Cependant, le premier juge a relevé à juste titre que M. [E] présentait des garanties de représentation, en ce qu’il a déclaré une adresse et a produit une facture d’Engie attestant qu’il est titulaire d’un contrat d’électricité pour son domicile [Adresse 1] ; qu’il a produit également un récépissé qui atteste qu’il a bien remis sa carte nationale d’identité polonaise valide jusqu’au 01/08/2027 à la Préfecture du Haut-Rhin ; que par ailleurs, il ressortait du dossier qu’il s’est conformé à la première obligation de quitter le territoire français dont il faisait l’objet.
De même, l’intéressé a été relaxé des faits qui lui étaient reprochés dans le cadre de la garde à vue dont il faisait l’objet.
C’est à juste titre que le premier juge a retenu que le seul fait qu’il a été condamné le 19 octobre 2021 à la peine de 5 mois d’emprisonnement pour des faits de conduite sans permis et outrage et menace à l’encontre d’une personne dépositaire de l’autorité publique ne permettait pas de considérer qu’il représente une menace actuelle pour l’ordre public.
Il n’est en rien justifié qu’il a fait l’objet de plusieurs signalements et de procédures en cours et une convocation le 30 mai prochain pour répondre d’une part des faits de violence sur agent de sécurité et d’outrage à personne dépositaire de l’autorité publique ne permet pas de préjuger de sa culpabilité et donc de sa dangerosité potentielle.

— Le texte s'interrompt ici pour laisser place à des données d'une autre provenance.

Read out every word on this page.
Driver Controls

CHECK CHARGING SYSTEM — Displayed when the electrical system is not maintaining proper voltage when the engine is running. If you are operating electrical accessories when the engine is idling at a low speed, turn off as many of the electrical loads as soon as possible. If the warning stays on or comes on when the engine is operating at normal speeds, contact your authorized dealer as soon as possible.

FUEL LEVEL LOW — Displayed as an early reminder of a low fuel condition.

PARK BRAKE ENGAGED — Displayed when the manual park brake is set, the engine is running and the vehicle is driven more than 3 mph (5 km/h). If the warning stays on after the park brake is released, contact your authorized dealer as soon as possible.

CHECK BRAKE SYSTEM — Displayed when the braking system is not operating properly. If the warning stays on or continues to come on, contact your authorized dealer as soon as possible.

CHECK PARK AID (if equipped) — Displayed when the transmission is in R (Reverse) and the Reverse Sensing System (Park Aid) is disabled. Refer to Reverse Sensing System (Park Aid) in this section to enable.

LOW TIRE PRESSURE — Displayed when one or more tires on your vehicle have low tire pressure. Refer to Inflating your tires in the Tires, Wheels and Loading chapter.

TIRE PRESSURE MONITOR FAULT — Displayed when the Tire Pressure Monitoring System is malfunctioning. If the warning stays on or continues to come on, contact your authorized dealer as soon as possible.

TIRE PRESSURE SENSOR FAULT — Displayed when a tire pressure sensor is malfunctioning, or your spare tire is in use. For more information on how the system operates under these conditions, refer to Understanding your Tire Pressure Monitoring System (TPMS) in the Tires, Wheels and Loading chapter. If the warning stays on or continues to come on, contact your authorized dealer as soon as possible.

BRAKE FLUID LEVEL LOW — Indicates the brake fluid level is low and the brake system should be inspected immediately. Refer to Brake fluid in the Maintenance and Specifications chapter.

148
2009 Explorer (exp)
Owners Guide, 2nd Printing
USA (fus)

L’ordonnance déférée sera en conséquence confirmée.
PAR CES MOTIFS :
DÉCLARONS l’appel de M. LE PREFET DU HAUT-RHIN recevable en la forme ;
au fond, le REJETONS ;
CONFIRMONS l’ordonnance rendue par le juge des libertés et de la détention du tribunal judiciaire de Strasbourg, statuant en qualité de magistrat du siège, le 11 Février 2025 ;
RAPPELONS à l’interessé qu’il a l’obligation de quitter le territoire français ;
PERMETTONS à l’interessé de récupérer ses affaires personnnelles ;
Prononcé à [Localité 2], en audience publique, le 12 Février 2025 à 14h25, en présence de
— Maître Raphaël REINS, conseil de M. [T] [E]
Le greffier, Le président,
reçu notification et copie de la présente,
le 12 Février 2025 à 14h25
l’avocat de l’intéressé
Maître Raphaël REINS
l’intéressé
M. [T] [E]
non comparant
l’avocat de la préfecture
non comparant
EXERCICE DES VOIES DE RECOURS :
— pour information : l’ordonnance n’est pas susceptible d’opposition,
— le pourvoi en cassation est ouvert à l’étranger, à l’autorité administrative qui a prononcé le maintien en zone d’attente ou en rétention et au ministère public,
— le délai du pourvoi en cassation est de deux mois à compter du jour de la notification de la décision, ce délai étant augmenté de deux mois lorsque l’auteur du pourvoi demeure à l’étranger,
— le pourvoi en cassation doit être formé par déclaration au Greffe de la Cour de cassation qui doit être obligatoirement faite par un avocat au Conseil d’Etat et à la Cour de cassation,
— l’auteur d’un pourvoi abusif ou dilatoire peut être condamné à une amende civile,
— ledit pourvoi n’est pas suspensif.
La présente ordonnance a été, ce jour, communiquée :
— au CRA de [Localité 3] pour information
— à M. [T] [E] par LRAR
— à Maître Raphaël REINS
— à M. LE PREFET DU HAUT-RHIN
— à la SELARL CENTAURE AVOCATS
— à M. Le Procureur Général près la Cour de ce siège.